Note that while being more convenient to use, in part more exact/precise, and also boiled down, there is not real [IT sense] information in there which couldn't be located or computed from the original by relatively simple (if only painstaking) processes.
An financial analyst's report may contain ... knowledge
For example if the report indicate [bogus example] that whenever the price of Oil goes past a certain threshold, the value of gold start declining, but then quickly spikes again, around the time the price of coffee and tea stabilize. This particular insight constitute knowledge. This knowledge may have been hidden in the data alone, all along, but only became apparent when one applied some fancy statistically analysis, and/or required the help of a human expert to find or confirm such patterns.
By the way, in the Information Theory sense of the word Information, "data", "information" and "knowlegde" all contain [IT sense] information.
One could possibly get on the slippery slope of stating that "As we go up the chain the entropy decreases", but that is only loosely true because
entropy decrease is not directly or systematically tied to "usefulness for human"
(a typical example is that a zipped text file has less entropy yet is no fun reading)
there is effectively a loss of information (in addition to entropy loss)
(for example when data is aggregate the [IT sense] information about individual records get lost)
there is, particular in the case of Information -> Knowlege, a change in level of abstration
A final point (if I haven't confused everybody yet...) is the idea that the data->info->knowledge chain is effectively relative to the intended use/purpose of the [IT-sense] Information.
ewernli in a comment below provides the example of the spell checker, i.e. when the focus is on English orthography, the most insightful paper from a Wallstreet genius is merely a string of words, effectively "raw data", some of it in need of improvement (along the orthography purpose chain.
Similarly, a linguist using thousands of newspaper articles which typically (we can hope...) contain at least some insight/knowledge (in the general sense), may just consider these articles raw data, which will help him/her create automatically French-German lexicon (this will be information), and as he works on the project, he may discover a systematic semantic shift in the use of common words betwen the two languages, and hence gather insight into the distinct cultures.
Define information and data first, very carefully.
What is information and what is data is very dependent on context. An extreme example is a picture of you at a party which you email. For you it's information, but for the the ISP it's just data to be passed on.
Sometimes just adding the right context changes data to information.
So, to answer you question: No, information is not a subset of data. It could be at least the following.
A superset, when you add context
A subset, needle-in-a-haystack issue
A function of the data, e.g. in a digest
There are probably more situations.
This is how I see it...
Data is dirty and raw. You'll probably have too much of it.
... Jason ... 27 ... Denton ...
Information is the data you need, organised and meaningful.
Jason.age=27
Jason.city=Denton
Knowledge is why there are wikis, blogs: to keep track of insights and experiences. Note that these are human (and community) attributes. Except for maybe a weird science project, no computer is on Facebook telling people what it believes in.

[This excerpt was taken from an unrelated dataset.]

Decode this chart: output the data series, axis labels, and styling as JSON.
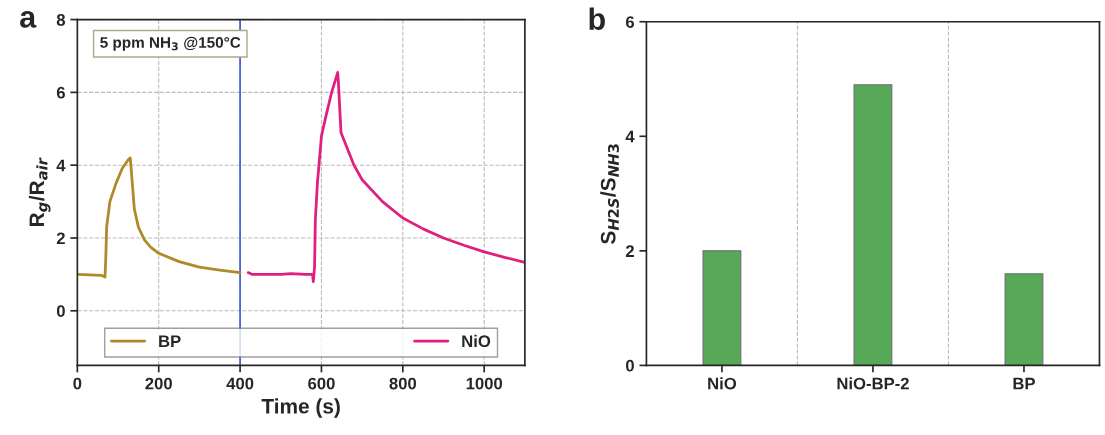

information is an enhancement of data:
data is inert
information is actionable
note that information without data is merely an opinion ;-)
Information could be data if you had some way of representing the additional content that makes it information. A program that tries to 'understand' written text might transform the input text into a format that allows for more complex processing of the meaning of that text. This transformed format is a kind of data that represents information, when understood in the context of the overall processing system. From outside the system it appears as data, whereas inside the system it is the information that is being understood.